Octopus is one ingredient I’ll never be without in my kitchen.
The reason for this is so simple as to appear banal: it reminds me of the sea and, with it, the land I come from and my childhood in Naples.
Following the course of memory, I came up with the following recipe: grilled octopus with cream of potato, tomato confit and olives. A dish with simple, clean flavours… just as I like it.
Ingredients
- 1 kg Octopus from Terracina
- 200 gr people
- 200 ml milk
- 5 filleted anchovies
- 1 clove Garlic
- 12 cherry tomatoes
- 12 Itrane (or Gaeta) Olives
Istructions
Preparing the Cherry Tomato Confit
- Slice the skin of the cherry tomatoes, then run boiling water over them and remove the skins.
- Spread extra virgin olive oil over a baking tray and cover with a dusting of sugar.
- Lay the cherry tomatoes on the mixture of oil and sugar and season well with a pinch of salt and a sprinkling of grated orange peel. Then put in the oven for 1 hour at 100°C.
Preparing the Octopus
- Boil the whole octopus in a court bouillon (water, celery, carrots, onion, 1/2 lemon, parsley stems, tomatoes) for 10 minutes, then turn off the heat and leave the lid on the pan until the water has cooled.
Preparing the Potatoes
- Dice the potatoes and leave them to brown in a pan for 5 minutes with a bit of olive oil and some garlic.
- Add the anchovies and the milk, mix together and lower the heat.
- Once well cooked, mix the potatoes in a blender, press them through a sieve and season with salt to taste.
Plating Up
- Fry the octopus tentacles with a bit of olive oil in a non-stick, hot frying pan for 2 minutes.
- In a soup plate, pour 2 spoons of cream of potato and lay the octopus tentacles on top. Serve each dish with 3 confit cherry tomatoes, 3 pitted olives and a drizzle of olive oil.
Chef Frisone's Tips
Every Italian family has its own tales and traditions concerning the best method for cooking octopus: tenderising it, freezing it, slow cooking, with a cork… are but a few! I want to recommend my method for the perfectly cooked octopus: leave it to boil in water for 10 minutes and then turn off the heat. The water will cool gradually whilst cooking the octopus, which will stay perfectly al dente.

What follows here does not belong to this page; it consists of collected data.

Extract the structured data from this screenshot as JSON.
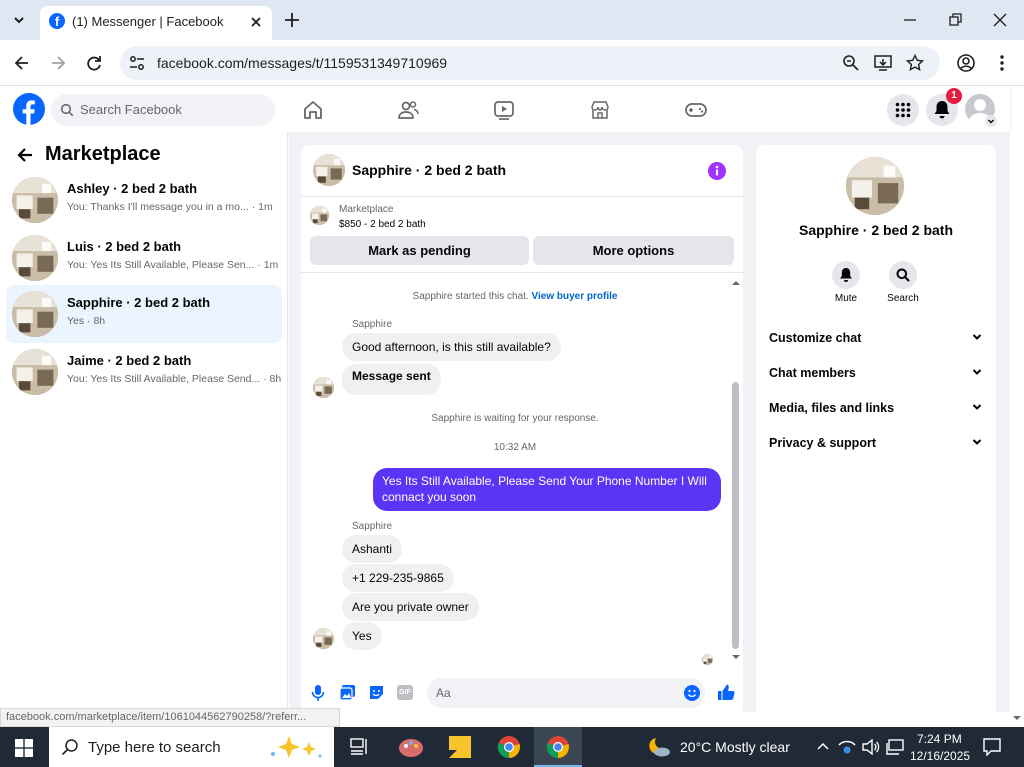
{
  "browser": {
    "tab_title": "(1) Messenger | Facebook",
    "url": "facebook.com/messages/t/1159531349710969",
    "status_url": "facebook.com/marketplace/item/1061044562790258/?referr..."
  },
  "fb_header": {
    "search_placeholder": "Search Facebook",
    "notification_count": "1"
  },
  "sidebar": {
    "title": "Marketplace",
    "conversations": [
      {
        "name": "Ashley · 2 bed 2 bath",
        "preview": "You: Thanks I'll message you in a mo... · 1m",
        "active": false
      },
      {
        "name": "Luis · 2 bed 2 bath",
        "preview": "You: Yes Its Still Available, Please Sen... · 1m",
        "active": false
      },
      {
        "name": "Sapphire · 2 bed 2 bath",
        "preview": "Yes · 8h",
        "active": true
      },
      {
        "name": "Jaime · 2 bed 2 bath",
        "preview": "You: Yes Its Still Available, Please Send... · 8h",
        "active": false
      }
    ]
  },
  "chat": {
    "title": "Sapphire · 2 bed 2 bath",
    "listing_source": "Marketplace",
    "listing": "$850 - 2 bed 2 bath",
    "mark_pending_label": "Mark as pending",
    "more_options_label": "More options",
    "started_text": "Sapphire started this chat.",
    "view_profile_label": "View buyer profile",
    "sender_name": "Sapphire",
    "msg1": "Good afternoon, is this still available?",
    "msg2": "Message sent",
    "waiting_text": "Sapphire is waiting for your response.",
    "timestamp": "10:32 AM",
    "outgoing": "Yes Its Still Available, Please Send Your Phone Number I Will connact you soon",
    "msg3": "Ashanti",
    "msg4": "+1 229-235-9865",
    "msg5": "Are you private owner",
    "msg6": "Yes",
    "composer_placeholder": "Aa"
  },
  "right_panel": {
    "name": "Sapphire · 2 bed 2 bath",
    "mute_label": "Mute",
    "search_label": "Search",
    "sections": [
      "Customize chat",
      "Chat members",
      "Media, files and links",
      "Privacy & support"
    ]
  },
  "taskbar": {
    "search_placeholder": "Type here to search",
    "weather": "20°C  Mostly clear",
    "time": "7:24 PM",
    "date": "12/16/2025"
  },
  "colors": {
    "fb_blue": "#0866ff",
    "outgoing_bubble": "#5b35f5",
    "badge_red": "#e41e3f",
    "info_purple": "#a033ff"
  }
}
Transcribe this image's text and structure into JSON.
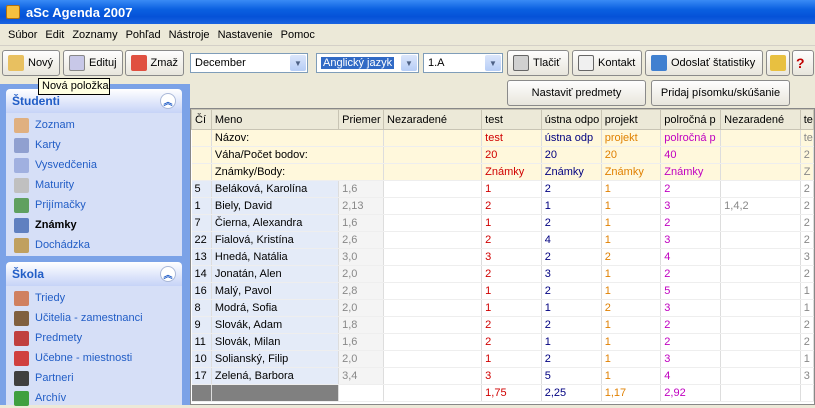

This technique allows the octopus to continue to cook, at the same time as avoiding the risk of going too far, and keeps the octopus skin intact, which is essential both to the appearance of the dish and to the feelings of the different textures you get when you eat it.
A wine to accompany it? I recommend a Frascati DOC Superiore Racemo from the Agricola l’Olivella company.